Roughly 70% of petroleum-fired electric generating capacity that still exists today was constructed prior to 1980. Utility-scale generators that reported petroleum as their primary fuel comprised only 3% of total electric generating capacity at the end of 2016 and produced less than 1% of total electricity generation during 2016.
Power plants that burn petroleum liquids (such as distillate or residual fuel oils) are generally used for short periods during times of peak electricity demand. Otherwise, petroleum-fired power plants operate mostly at low capacity factors because of the high price of petroleum relative to other fuels, air pollution restrictions, and lower efficiencies of their aging generating technology. Most oil-fired generators are either turbines or internal combustion engines used to supply power only at times of peak electric power demand or when natural gas prices rise due to local natural gas demand.
A fundamental shift in the perception of oil as a utility fuel occurred during the 1970s when world oil markets experienced sharp price increases.
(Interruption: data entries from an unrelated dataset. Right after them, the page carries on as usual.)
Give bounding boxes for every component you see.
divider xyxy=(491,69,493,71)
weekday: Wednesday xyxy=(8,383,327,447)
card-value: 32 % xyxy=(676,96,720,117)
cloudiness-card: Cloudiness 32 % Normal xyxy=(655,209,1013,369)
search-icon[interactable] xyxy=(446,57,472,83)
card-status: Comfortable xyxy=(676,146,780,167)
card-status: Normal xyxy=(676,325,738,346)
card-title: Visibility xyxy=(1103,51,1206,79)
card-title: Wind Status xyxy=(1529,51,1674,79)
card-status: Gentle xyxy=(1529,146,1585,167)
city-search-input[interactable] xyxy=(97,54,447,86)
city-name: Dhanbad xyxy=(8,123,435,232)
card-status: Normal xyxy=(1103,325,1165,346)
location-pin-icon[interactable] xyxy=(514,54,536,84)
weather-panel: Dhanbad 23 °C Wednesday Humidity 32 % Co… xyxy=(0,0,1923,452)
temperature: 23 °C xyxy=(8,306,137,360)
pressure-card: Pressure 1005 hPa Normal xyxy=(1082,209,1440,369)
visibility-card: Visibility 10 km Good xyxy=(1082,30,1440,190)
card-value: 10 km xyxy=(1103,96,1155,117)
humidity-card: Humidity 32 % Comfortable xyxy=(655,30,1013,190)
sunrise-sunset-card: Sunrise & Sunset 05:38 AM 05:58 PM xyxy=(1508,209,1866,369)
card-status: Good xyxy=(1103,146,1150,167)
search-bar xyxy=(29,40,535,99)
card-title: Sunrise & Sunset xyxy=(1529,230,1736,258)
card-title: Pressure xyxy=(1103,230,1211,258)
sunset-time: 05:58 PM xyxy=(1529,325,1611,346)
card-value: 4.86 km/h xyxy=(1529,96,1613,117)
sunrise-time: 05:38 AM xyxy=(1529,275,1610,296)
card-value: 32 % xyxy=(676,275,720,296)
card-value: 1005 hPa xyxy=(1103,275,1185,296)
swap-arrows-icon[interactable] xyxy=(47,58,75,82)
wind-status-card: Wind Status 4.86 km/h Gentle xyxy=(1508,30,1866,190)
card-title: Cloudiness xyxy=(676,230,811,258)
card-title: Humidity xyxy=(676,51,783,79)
Supply shortages during world events such as the Arab Oil Embargo, the Iranian Revolution, and the Iran-Iraq war also discouraged petroleum-fired electricity generating capacity additions in the United States.
Of the 36.4 gigawatts of domestic petroleum-fired generating capacity, more than 68% is located in 10 states, primarily in coastal states with access to marine ports. When these plants were built in the 1970s, coal-fired generators were the main sources of electricity generation. However, coastal states like Florida are relatively far from coal production areas. Because coal is primarily transported by rail, the cost of long-haul coal transport by rail may not be competitive in these areas compared with oil delivered by marine modes.
In recent years, monthly generation from petroleum-fired generators has totaled 1 million to 2 million megawatthours. However, in both January 2014 and January 2015, petroleum-fired generation spiked when cold winters in New England created high demand for the region’s natural gas supply and petroleum generators were needed to meet load.
Because oil-fired generators tend to be used to meet electricity demand for times of peak demand, oil-fired generators generally have lower capacity factors and higher heat rates than most other types of power plants. Capacity factors—which measure actual output as a percent of total capacity—for oil-fired steam turbines are about 10% and approach 20% only in the summer months. Capacity factors for oil-fired combustion turbines and internal combustion engines are lower, remaining well below 5%.
Some power plants are capable of switching between fuels, potentially complicating the calculation of capacity factors. For instance, plants that normally burn natural gas may choose to burn petroleum during times of high natural gas demand. EIA calculates capacity factors based on the primary fuel of each power plant, so the consumption of petroleum fuels in plants that primarily consume natural gas would be reflected in petroleum’s net generation but may not be reflected in the petroleum capacity factor series.
This article is part of a series of Today in Energy articles examining the fleet of utility-scale power plants in the United States. Other articles have examined hydroelectric, coal, natural gas, nuclear, wind, and solar generators.